Farnham, who is 6-foot-6, said he hated to envision what it would be like for 7-2 center Moses Brown to fly in economy class.
“Imagine how he is,” Farnham said, “having to unravel his body and then go play a game.”
UCLA, 9-6 overall and 2-0 in Pac-12 Conference play, will charter its entire trip to face Oregon (9-5, 0-1) on Thursday and Oregon State (9-4, 1-0) on Sunday. Previous trips to Las Vegas, Cincinnati and Chicago involved commercial flights, as well as a few of the accompanying snags. The Bruins were delayed for a few hours in Cincinnati on their way to Chicago.
“Deal with it,” interim coach Murry Bartow said Monday with a laugh when asked how his players handled the delay.
UCLA is scheduled to take a mix of commercial and charter flights the rest of the season.
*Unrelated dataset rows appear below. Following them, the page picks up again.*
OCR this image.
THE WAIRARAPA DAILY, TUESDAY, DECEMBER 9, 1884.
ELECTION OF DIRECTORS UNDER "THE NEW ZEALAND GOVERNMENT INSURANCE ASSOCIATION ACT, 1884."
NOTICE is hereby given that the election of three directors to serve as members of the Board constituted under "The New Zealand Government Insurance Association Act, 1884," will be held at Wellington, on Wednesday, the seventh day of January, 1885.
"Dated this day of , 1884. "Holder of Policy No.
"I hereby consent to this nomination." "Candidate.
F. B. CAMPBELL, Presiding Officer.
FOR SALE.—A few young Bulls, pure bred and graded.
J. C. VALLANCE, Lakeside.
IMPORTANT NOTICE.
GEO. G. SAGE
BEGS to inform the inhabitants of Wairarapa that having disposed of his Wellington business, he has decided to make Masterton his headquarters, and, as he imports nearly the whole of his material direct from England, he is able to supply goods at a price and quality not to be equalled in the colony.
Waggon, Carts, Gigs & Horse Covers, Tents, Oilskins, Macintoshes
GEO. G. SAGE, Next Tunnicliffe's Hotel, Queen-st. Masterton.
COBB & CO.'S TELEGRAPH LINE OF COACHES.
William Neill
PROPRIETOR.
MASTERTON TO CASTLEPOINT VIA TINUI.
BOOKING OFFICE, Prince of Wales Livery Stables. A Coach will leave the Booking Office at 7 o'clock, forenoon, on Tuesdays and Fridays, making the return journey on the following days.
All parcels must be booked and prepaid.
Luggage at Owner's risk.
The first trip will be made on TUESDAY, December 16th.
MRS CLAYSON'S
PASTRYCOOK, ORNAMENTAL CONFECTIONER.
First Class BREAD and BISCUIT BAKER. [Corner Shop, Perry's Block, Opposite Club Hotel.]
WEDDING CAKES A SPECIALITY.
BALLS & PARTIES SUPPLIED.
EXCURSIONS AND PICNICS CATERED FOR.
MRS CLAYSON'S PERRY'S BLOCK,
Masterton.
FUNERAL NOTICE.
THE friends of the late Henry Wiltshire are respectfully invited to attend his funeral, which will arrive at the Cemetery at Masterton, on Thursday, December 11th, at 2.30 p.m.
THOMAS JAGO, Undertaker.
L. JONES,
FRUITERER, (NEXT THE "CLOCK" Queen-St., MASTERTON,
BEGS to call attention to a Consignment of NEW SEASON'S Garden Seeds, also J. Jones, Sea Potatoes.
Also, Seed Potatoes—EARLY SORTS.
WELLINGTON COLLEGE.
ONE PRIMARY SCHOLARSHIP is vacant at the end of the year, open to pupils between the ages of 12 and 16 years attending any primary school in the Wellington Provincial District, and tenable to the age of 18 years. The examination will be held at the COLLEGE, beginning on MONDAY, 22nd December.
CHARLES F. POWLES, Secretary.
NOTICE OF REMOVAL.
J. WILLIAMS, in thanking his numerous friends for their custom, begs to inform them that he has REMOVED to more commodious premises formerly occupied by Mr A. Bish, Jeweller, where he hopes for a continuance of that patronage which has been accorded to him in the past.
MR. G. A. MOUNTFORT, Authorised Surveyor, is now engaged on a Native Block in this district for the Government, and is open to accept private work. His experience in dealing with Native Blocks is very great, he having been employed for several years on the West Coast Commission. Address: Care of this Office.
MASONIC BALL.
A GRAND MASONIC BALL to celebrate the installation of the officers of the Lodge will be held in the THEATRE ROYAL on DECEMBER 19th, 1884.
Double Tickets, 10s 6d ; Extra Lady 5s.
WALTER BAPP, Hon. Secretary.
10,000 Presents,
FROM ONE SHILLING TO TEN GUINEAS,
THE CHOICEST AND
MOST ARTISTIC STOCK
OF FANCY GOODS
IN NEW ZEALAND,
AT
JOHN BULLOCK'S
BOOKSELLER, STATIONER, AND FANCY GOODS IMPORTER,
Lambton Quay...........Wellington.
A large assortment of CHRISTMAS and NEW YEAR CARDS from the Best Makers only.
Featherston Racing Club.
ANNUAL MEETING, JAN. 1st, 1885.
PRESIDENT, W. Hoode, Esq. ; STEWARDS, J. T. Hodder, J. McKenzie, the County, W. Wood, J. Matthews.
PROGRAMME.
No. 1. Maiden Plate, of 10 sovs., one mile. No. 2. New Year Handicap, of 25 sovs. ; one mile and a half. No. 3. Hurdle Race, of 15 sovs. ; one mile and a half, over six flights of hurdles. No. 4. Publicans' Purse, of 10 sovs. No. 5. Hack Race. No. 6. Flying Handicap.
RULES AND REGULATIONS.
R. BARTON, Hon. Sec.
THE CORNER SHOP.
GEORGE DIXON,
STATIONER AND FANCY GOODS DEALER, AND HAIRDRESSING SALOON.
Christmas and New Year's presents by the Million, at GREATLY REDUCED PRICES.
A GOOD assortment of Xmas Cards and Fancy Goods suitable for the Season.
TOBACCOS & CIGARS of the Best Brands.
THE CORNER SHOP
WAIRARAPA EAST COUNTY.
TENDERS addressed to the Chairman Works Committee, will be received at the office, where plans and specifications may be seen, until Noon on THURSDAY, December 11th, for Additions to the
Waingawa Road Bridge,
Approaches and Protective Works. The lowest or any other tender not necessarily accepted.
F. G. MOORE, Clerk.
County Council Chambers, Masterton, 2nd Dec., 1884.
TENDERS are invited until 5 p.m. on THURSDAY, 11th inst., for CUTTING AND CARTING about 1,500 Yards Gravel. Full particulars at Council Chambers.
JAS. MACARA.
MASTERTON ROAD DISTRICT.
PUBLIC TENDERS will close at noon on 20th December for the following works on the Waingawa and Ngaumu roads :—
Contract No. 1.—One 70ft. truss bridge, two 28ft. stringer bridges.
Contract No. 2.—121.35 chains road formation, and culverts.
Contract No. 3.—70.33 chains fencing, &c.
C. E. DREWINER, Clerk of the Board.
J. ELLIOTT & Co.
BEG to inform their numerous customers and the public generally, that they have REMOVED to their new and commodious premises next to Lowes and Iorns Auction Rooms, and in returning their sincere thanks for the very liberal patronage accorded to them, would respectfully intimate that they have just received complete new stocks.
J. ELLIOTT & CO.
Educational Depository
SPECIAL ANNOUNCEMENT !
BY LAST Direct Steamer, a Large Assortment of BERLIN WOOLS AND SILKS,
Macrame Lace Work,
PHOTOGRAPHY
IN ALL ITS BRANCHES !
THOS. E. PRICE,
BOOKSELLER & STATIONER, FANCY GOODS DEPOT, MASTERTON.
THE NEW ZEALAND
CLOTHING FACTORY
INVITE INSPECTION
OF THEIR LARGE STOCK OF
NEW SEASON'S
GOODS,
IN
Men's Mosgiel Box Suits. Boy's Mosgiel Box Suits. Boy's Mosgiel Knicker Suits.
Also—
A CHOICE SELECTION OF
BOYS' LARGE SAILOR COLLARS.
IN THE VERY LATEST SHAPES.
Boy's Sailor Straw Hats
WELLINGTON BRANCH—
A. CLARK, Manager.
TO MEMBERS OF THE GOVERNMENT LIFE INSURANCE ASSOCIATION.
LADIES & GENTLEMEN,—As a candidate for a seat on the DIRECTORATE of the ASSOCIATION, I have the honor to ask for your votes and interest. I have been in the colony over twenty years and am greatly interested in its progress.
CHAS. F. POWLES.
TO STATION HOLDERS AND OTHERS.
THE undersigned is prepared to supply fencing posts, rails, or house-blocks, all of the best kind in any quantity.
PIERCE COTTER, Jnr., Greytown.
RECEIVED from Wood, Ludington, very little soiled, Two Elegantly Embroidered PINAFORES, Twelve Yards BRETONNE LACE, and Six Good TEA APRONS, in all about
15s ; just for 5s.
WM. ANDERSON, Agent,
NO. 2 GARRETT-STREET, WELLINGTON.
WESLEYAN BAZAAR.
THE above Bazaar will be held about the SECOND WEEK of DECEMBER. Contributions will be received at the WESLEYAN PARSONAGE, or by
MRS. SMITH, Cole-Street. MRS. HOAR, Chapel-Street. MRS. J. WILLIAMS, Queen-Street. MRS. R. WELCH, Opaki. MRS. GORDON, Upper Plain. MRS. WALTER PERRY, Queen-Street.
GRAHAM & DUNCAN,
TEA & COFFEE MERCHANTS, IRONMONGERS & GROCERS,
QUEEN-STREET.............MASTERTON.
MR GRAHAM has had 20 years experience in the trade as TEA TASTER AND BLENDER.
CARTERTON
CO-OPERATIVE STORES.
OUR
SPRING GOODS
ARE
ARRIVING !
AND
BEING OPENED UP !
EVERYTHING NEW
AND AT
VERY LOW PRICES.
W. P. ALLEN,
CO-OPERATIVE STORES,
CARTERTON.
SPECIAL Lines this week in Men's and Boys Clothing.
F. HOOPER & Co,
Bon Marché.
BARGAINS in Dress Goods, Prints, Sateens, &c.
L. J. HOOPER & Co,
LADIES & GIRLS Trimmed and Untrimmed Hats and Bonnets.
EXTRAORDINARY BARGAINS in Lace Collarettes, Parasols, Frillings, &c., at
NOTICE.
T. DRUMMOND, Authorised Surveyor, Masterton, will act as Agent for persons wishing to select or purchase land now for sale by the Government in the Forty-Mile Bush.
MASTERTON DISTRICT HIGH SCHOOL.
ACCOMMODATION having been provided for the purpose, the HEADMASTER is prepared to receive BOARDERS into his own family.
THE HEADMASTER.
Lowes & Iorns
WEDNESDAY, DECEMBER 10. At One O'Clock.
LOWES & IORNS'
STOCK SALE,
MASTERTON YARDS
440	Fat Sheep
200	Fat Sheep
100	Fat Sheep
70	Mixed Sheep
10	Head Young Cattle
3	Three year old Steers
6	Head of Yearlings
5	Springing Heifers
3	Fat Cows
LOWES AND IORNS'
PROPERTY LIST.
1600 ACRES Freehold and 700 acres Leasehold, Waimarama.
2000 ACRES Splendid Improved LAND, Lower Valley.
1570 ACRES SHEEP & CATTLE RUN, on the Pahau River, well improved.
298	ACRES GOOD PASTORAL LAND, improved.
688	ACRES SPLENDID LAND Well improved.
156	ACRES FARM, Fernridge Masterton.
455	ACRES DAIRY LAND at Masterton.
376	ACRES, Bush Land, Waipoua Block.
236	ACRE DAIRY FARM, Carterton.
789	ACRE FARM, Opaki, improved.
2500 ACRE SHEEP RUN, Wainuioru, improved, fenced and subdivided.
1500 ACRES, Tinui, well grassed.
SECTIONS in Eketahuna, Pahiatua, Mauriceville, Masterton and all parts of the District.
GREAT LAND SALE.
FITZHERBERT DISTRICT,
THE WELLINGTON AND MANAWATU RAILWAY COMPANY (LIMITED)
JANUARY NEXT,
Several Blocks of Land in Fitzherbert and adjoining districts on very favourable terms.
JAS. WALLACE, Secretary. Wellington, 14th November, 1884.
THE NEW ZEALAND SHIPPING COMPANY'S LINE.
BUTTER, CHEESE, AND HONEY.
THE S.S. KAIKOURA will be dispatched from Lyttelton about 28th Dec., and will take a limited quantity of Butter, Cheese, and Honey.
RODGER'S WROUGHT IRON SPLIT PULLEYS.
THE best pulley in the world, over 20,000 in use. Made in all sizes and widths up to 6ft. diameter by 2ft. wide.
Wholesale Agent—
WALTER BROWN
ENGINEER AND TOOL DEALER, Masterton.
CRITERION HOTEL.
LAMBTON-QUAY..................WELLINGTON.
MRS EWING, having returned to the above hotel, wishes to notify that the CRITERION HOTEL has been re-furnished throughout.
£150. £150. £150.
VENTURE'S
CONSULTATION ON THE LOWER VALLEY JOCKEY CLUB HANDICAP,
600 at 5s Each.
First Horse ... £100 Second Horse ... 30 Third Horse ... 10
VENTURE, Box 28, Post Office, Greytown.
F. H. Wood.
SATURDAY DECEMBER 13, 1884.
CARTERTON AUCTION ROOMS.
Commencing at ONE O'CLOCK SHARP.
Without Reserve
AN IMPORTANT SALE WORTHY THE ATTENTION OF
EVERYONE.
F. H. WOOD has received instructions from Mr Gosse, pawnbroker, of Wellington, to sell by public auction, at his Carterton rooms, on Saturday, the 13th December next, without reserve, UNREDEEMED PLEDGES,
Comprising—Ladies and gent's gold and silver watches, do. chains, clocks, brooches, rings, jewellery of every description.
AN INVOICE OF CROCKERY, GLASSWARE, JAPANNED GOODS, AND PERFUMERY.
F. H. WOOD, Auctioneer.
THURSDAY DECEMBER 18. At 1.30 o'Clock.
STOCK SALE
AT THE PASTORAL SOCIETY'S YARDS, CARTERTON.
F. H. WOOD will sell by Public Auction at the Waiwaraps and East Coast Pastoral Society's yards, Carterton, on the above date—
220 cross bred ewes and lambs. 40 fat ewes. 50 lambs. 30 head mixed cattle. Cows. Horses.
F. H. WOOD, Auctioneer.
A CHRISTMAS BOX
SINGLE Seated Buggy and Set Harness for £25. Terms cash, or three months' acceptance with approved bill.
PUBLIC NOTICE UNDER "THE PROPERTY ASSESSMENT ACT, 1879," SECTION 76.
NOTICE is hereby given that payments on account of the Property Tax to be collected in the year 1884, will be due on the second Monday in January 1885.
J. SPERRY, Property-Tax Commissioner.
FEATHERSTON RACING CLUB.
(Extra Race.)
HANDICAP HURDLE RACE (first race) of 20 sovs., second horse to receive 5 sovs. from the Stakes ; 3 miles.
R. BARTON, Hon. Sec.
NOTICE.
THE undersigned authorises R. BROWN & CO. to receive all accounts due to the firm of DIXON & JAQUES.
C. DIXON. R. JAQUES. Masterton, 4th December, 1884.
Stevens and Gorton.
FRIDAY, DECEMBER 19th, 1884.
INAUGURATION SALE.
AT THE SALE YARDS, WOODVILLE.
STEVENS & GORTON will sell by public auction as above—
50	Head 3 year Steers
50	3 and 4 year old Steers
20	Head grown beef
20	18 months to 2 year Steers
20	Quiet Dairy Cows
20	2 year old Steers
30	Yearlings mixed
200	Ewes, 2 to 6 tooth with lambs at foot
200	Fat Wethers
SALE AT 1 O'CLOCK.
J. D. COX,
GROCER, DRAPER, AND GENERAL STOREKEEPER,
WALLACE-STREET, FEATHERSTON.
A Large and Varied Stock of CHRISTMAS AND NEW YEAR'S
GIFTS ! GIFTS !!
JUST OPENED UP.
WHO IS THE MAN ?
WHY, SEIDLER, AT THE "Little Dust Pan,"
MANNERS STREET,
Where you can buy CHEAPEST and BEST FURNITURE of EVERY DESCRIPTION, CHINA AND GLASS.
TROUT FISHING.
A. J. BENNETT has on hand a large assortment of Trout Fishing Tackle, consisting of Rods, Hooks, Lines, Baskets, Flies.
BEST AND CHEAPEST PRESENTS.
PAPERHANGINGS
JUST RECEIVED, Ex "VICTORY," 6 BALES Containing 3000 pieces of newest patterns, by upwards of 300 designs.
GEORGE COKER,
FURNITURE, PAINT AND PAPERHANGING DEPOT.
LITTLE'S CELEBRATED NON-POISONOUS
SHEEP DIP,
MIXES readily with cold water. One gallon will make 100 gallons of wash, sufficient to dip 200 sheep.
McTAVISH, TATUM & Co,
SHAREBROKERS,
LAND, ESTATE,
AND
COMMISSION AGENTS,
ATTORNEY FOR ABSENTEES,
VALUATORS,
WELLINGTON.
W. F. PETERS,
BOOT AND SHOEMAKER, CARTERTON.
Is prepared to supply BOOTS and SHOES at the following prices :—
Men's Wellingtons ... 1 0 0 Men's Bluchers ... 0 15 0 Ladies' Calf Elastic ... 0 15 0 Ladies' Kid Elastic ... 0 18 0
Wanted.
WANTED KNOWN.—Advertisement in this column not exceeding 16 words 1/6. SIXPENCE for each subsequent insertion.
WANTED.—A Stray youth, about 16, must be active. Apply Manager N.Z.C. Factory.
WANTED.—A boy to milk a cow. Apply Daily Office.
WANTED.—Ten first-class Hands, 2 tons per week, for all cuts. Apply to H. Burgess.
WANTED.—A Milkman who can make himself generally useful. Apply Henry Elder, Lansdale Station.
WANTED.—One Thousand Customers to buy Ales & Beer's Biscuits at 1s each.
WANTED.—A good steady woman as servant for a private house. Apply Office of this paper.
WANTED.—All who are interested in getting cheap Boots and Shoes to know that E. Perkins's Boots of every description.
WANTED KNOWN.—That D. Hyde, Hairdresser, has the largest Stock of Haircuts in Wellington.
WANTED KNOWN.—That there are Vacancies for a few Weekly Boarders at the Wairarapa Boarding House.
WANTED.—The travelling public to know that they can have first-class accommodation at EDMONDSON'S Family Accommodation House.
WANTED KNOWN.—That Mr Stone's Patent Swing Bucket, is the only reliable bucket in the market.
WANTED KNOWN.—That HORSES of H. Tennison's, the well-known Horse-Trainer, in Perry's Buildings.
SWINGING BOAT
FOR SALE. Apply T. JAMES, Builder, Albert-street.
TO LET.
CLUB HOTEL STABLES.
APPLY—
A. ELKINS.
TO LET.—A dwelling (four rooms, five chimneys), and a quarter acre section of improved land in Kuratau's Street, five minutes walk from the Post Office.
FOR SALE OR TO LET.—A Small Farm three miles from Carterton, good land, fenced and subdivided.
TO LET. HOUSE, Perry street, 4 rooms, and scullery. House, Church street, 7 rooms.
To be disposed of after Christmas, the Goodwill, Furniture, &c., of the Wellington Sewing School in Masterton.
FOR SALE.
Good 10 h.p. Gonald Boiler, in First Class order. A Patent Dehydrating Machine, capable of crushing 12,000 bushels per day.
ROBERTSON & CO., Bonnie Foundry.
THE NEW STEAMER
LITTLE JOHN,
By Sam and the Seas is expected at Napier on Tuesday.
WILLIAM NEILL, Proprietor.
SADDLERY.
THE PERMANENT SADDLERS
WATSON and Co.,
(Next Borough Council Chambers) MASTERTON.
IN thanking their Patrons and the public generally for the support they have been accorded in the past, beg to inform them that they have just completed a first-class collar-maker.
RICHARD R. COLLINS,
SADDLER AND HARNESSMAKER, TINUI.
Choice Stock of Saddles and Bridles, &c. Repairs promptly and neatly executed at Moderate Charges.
Bartow acknowledged the lack of dedicated charter flights could be something UCLA’s next coach will want to address.
“I don’t think it will make a difference in us winning or losing a game,” Bartow said. “Now, I think the next coach that comes in, that’s something that they really need to study hard. … I mean, in the perfect world, chartering is nice.”
Said Farnham: “If I was advising anyone who was going up for the job, I would say, ‘Hey, you need to get a plane.’ It’s not like you have to have it at all times, but you need to have the ability to charter.”
Gutty big Bruins?
With school back in session this week, Bartow said his team would have to lighten its workload. The Bruins had practiced twice a day several times during the winter break, habits that are no longer sustainable given the busier schedule.
One routine Bartow said he did want his players to continue was increasing their output in the weight room.
“We’re not the grittiest, maybe toughest team,” Bartow said. “We’ve got to raise the gritty bar and get a little grittier and I think we can do that by lifting a lot and being in the weight room a lot.”